Book review: Self-indulgence, doom and hope

Family dysfunction in an atmosphere of gluttony

ON THE ship: ‘Eat, argue, bingo. Eat, argue, show.’ (photo credit: ILLUSTRATIVE PHOTO: WIKIMEDIA COMMONS)
ON THE ship: ‘Eat, argue, bingo. Eat, argue, show.’
(photo credit: ILLUSTRATIVE PHOTO: WIKIMEDIA COMMONS)
If dysfunction were a positive attribute, the Feldman family would be Pulitzer Prize-worthy.
These American Jews, chronicled in Elyssa Friedland’s biting satirical novel the Floating Feldmans, are self-centered approaching narcissistic; materialistic to the virtual exclusion of spirituality; and dishonest. They dislike – and misunderstand – their relatives to the point that they try to avoid contact with them. They rarely telephone or visit each other and when they do contact each other, arguments or worse usually ensue.
So, you can imagine what’s in store when the patriarch and matriarch, their grown children and grandchildren are cloistered together on a crowded cruise ship to celebrate grandma Annette’s 70th birthday.
Family secrets – and everyone’s repressed anger and resentments – leak out during the cruise.
Elise, 44, the daughter, is a shopaholic whose over-the-top purchases, unbeknownst to her husband, have bankrupted their family.

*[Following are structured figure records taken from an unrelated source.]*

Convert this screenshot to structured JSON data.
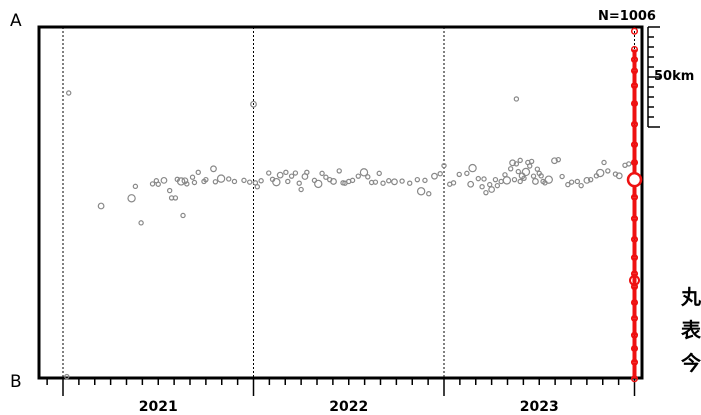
{
  "chart_data": {
    "type": "scatter",
    "title": "",
    "count_label": "N=1006",
    "top_label": "A",
    "bottom_label": "B",
    "scale_bar_label": "50km",
    "xlabel": "",
    "ylabel": "",
    "x_ticks": [
      "2021",
      "2022",
      "2023"
    ],
    "x_range": [
      2020.8,
      2023.99
    ],
    "y_range": [
      0,
      100
    ],
    "y_meaning": "relative position along cross-section (0 = B, 100 = A)",
    "year_boundaries": [
      2021.0,
      2022.0,
      2023.0,
      2024.0
    ],
    "colors": {
      "past_events": "#888888",
      "recent_events": "#ee1111",
      "recent_large_fill": "#ffffff"
    },
    "series": [
      {
        "points": [
          [
            2021.02,
            0.4
          ],
          [
            2021.03,
            81.2
          ],
          [
            2021.2,
            49.0
          ],
          [
            2021.36,
            51.2
          ],
          [
            2021.38,
            54.6
          ],
          [
            2021.41,
            44.2
          ],
          [
            2021.47,
            55.3
          ],
          [
            2021.49,
            56.2
          ],
          [
            2021.5,
            55.2
          ],
          [
            2021.53,
            56.3
          ],
          [
            2021.56,
            53.4
          ],
          [
            2021.57,
            51.3
          ],
          [
            2021.59,
            51.3
          ],
          [
            2021.6,
            56.6
          ],
          [
            2021.62,
            56.0
          ],
          [
            2021.63,
            46.3
          ],
          [
            2021.64,
            56.2
          ],
          [
            2021.65,
            55.3
          ],
          [
            2021.68,
            57.2
          ],
          [
            2021.69,
            55.7
          ],
          [
            2021.71,
            58.6
          ],
          [
            2021.74,
            56.0
          ],
          [
            2021.75,
            56.5
          ],
          [
            2021.79,
            59.6
          ],
          [
            2021.8,
            55.9
          ],
          [
            2021.83,
            56.8
          ],
          [
            2021.87,
            56.7
          ],
          [
            2021.9,
            56.0
          ],
          [
            2021.95,
            56.3
          ],
          [
            2021.98,
            55.8
          ],
          [
            2022.0,
            78.0
          ],
          [
            2022.01,
            55.6
          ],
          [
            2022.02,
            54.5
          ],
          [
            2022.04,
            56.2
          ],
          [
            2022.08,
            58.4
          ],
          [
            2022.1,
            56.6
          ],
          [
            2022.12,
            55.8
          ],
          [
            2022.14,
            57.8
          ],
          [
            2022.17,
            58.6
          ],
          [
            2022.18,
            56.0
          ],
          [
            2022.2,
            57.5
          ],
          [
            2022.22,
            58.4
          ],
          [
            2022.24,
            55.5
          ],
          [
            2022.25,
            53.7
          ],
          [
            2022.27,
            57.4
          ],
          [
            2022.28,
            58.6
          ],
          [
            2022.32,
            56.3
          ],
          [
            2022.34,
            55.3
          ],
          [
            2022.36,
            58.3
          ],
          [
            2022.38,
            57.2
          ],
          [
            2022.4,
            56.5
          ],
          [
            2022.42,
            56.0
          ],
          [
            2022.45,
            59.0
          ],
          [
            2022.47,
            55.6
          ],
          [
            2022.48,
            55.5
          ],
          [
            2022.5,
            56.0
          ],
          [
            2022.52,
            56.3
          ],
          [
            2022.55,
            57.5
          ],
          [
            2022.58,
            58.6
          ],
          [
            2022.6,
            57.3
          ],
          [
            2022.62,
            55.7
          ],
          [
            2022.64,
            55.8
          ],
          [
            2022.66,
            58.3
          ],
          [
            2022.68,
            55.5
          ],
          [
            2022.71,
            56.2
          ],
          [
            2022.74,
            55.9
          ],
          [
            2022.78,
            56.1
          ],
          [
            2022.82,
            55.5
          ],
          [
            2022.86,
            56.5
          ],
          [
            2022.88,
            53.2
          ],
          [
            2022.9,
            56.3
          ],
          [
            2022.92,
            52.5
          ],
          [
            2022.95,
            57.5
          ],
          [
            2022.98,
            58.2
          ],
          [
            2023.0,
            60.5
          ],
          [
            2023.03,
            55.2
          ],
          [
            2023.05,
            55.6
          ],
          [
            2023.08,
            58.0
          ],
          [
            2023.12,
            58.3
          ],
          [
            2023.14,
            55.2
          ],
          [
            2023.15,
            59.8
          ],
          [
            2023.18,
            56.8
          ],
          [
            2023.2,
            54.5
          ],
          [
            2023.21,
            56.7
          ],
          [
            2023.22,
            52.8
          ],
          [
            2023.24,
            55.1
          ],
          [
            2023.25,
            53.7
          ],
          [
            2023.27,
            56.5
          ],
          [
            2023.28,
            54.8
          ],
          [
            2023.3,
            56.0
          ],
          [
            2023.32,
            57.9
          ],
          [
            2023.33,
            56.3
          ],
          [
            2023.35,
            59.6
          ],
          [
            2023.36,
            61.3
          ],
          [
            2023.37,
            56.5
          ],
          [
            2023.38,
            79.5
          ],
          [
            2023.38,
            61.0
          ],
          [
            2023.39,
            58.8
          ],
          [
            2023.4,
            62.0
          ],
          [
            2023.4,
            56.0
          ],
          [
            2023.41,
            57.6
          ],
          [
            2023.42,
            56.9
          ],
          [
            2023.43,
            58.7
          ],
          [
            2023.44,
            61.4
          ],
          [
            2023.45,
            60.4
          ],
          [
            2023.46,
            61.7
          ],
          [
            2023.47,
            57.5
          ],
          [
            2023.48,
            56.0
          ],
          [
            2023.49,
            59.5
          ],
          [
            2023.5,
            58.3
          ],
          [
            2023.51,
            57.6
          ],
          [
            2023.52,
            56.0
          ],
          [
            2023.53,
            55.6
          ],
          [
            2023.55,
            56.5
          ],
          [
            2023.58,
            61.9
          ],
          [
            2023.6,
            62.2
          ],
          [
            2023.62,
            57.4
          ],
          [
            2023.65,
            55.1
          ],
          [
            2023.67,
            55.8
          ],
          [
            2023.7,
            56.0
          ],
          [
            2023.72,
            54.8
          ],
          [
            2023.75,
            56.3
          ],
          [
            2023.77,
            56.5
          ],
          [
            2023.8,
            57.6
          ],
          [
            2023.82,
            58.4
          ],
          [
            2023.84,
            61.4
          ],
          [
            2023.86,
            59.0
          ],
          [
            2023.9,
            58.1
          ],
          [
            2023.92,
            57.6
          ],
          [
            2023.95,
            60.6
          ],
          [
            2023.97,
            61.0
          ]
        ],
        "sizes": "mostly small (M<2), few medium"
      },
      {
        "points": [
          [
            2024.0,
            98.8
          ],
          [
            2024.0,
            93.6
          ],
          [
            2024.0,
            90.7
          ],
          [
            2024.0,
            87.5
          ],
          [
            2024.0,
            83.3
          ],
          [
            2024.0,
            78.2
          ],
          [
            2024.0,
            72.3
          ],
          [
            2024.0,
            66.5
          ],
          [
            2024.0,
            61.4
          ],
          [
            2024.0,
            57.4
          ],
          [
            2024.0,
            51.5
          ],
          [
            2024.0,
            45.4
          ],
          [
            2024.0,
            39.5
          ],
          [
            2024.0,
            34.3
          ],
          [
            2024.0,
            29.7
          ],
          [
            2024.0,
            26.0
          ],
          [
            2024.0,
            21.5
          ],
          [
            2024.0,
            17.0
          ],
          [
            2024.0,
            12.2
          ],
          [
            2024.0,
            8.4
          ],
          [
            2024.0,
            4.5
          ],
          [
            2024.0,
            -0.2
          ]
        ],
        "large_event": [
          2024.0,
          56.5
        ],
        "medium_event": [
          2024.0,
          27.8
        ]
      }
    ],
    "annotation_glyphs": [
      "丸",
      "表",
      "今"
    ],
    "grid": false,
    "legend": "none"
  }
}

She wants to solve her indebtedness by cheating her parents, convincing them to invest in a bogus business scheme.
Meanwhile, Mitchell, 47, Elise’s husband, already has resigned as managing editor of the Sacramento Bee newspaper to launch an online literary journal – again without telling anyone.
Their daughter Rachel, 19, is having an affair with a married man. Last year, when Rachel told her parents she was building houses in Guatemala, she actually had been arrested in the US and was helped out by her Uncle Freddy and their son, Darius, 17, is so messed up that he can’t even start writing an essay that’s part of the entrance requirements for college.
Freddy, 48, the son, is thought by everyone to be a bum, a failure, and is not respected by other family members. But, in reality he is a millionaire in the newly legalized marijuana industry.
Freddy’s young girlfriend Natasha Kutzenov, 28, only wants to meet Freddy’s family. But the family sees the age difference between Natasha and Freddy and don’t like or respect her.
Their children try to avoid Annette, and Grandpa David – again known only to his wife – has leukemia.
As family members argue – leading one time to a physical altercation between Mitchell and his father-in-law – in the background is the cruise ship, the Ocean Queen, a “floating city. It had 18 floors (decks, to be precise), 12 restaurants, an ice-skating rink, a thousand-seat live theater, and an IMAX cinema.”
And onboard, their fellow passengers eat and then eat some more, doing whatever was necessary to maximize their gluttonous ways.
Julian, cruise director on the ship, discusses the essence of the cruise ship.
“Boat life was a matter of simple rinse and repeat. Eat, argue, bingo. Eat, argue, show. Eat. argue, excursion. And then eat some more.”
FAMILY DYSFUNCTION in an atmosphere of gluttony and self-indulgence seems to portend doom. Surprisingly, it all ends nicely. Problems are either solved or are on the way to solution.
Author Elyssa Friedland seems to be saying that although there are resentments, irritants, disputes in all families, there also is love, and love trumps everything else.
Despite Elise’s plan to defraud her parents, they still are ready to help her.
Sure, Annette tells Julian, the cruise director, her friends make her laugh more than do her children, and the doctors and nurses she used to work with (David was a physician and she ran his office) respected her more than do her grandchildren.
Nonetheless, family comes first.
“It’s kind of like the sky,” Annette says. “You know how there are so many stars on a clear night that you can’t begin to count them? The people who make up our worlds – the friends, the coworkers, the ones who we pass on the street who smile at us – they are those stars. But there are nights when it’s so cloudy that you can’t see any stars. Our family members are the stars we can call on to shine when we need a little light. And they have no choice but to turn on, even if they are far away, even if the would rather be doing other things.”
Amen.
The writer is a former editor at The Jerusalem Post and Washington Jewish Week. His novel, Generations: The Story of a Jewish Family, which spans 1,500 years and three continents, is available online.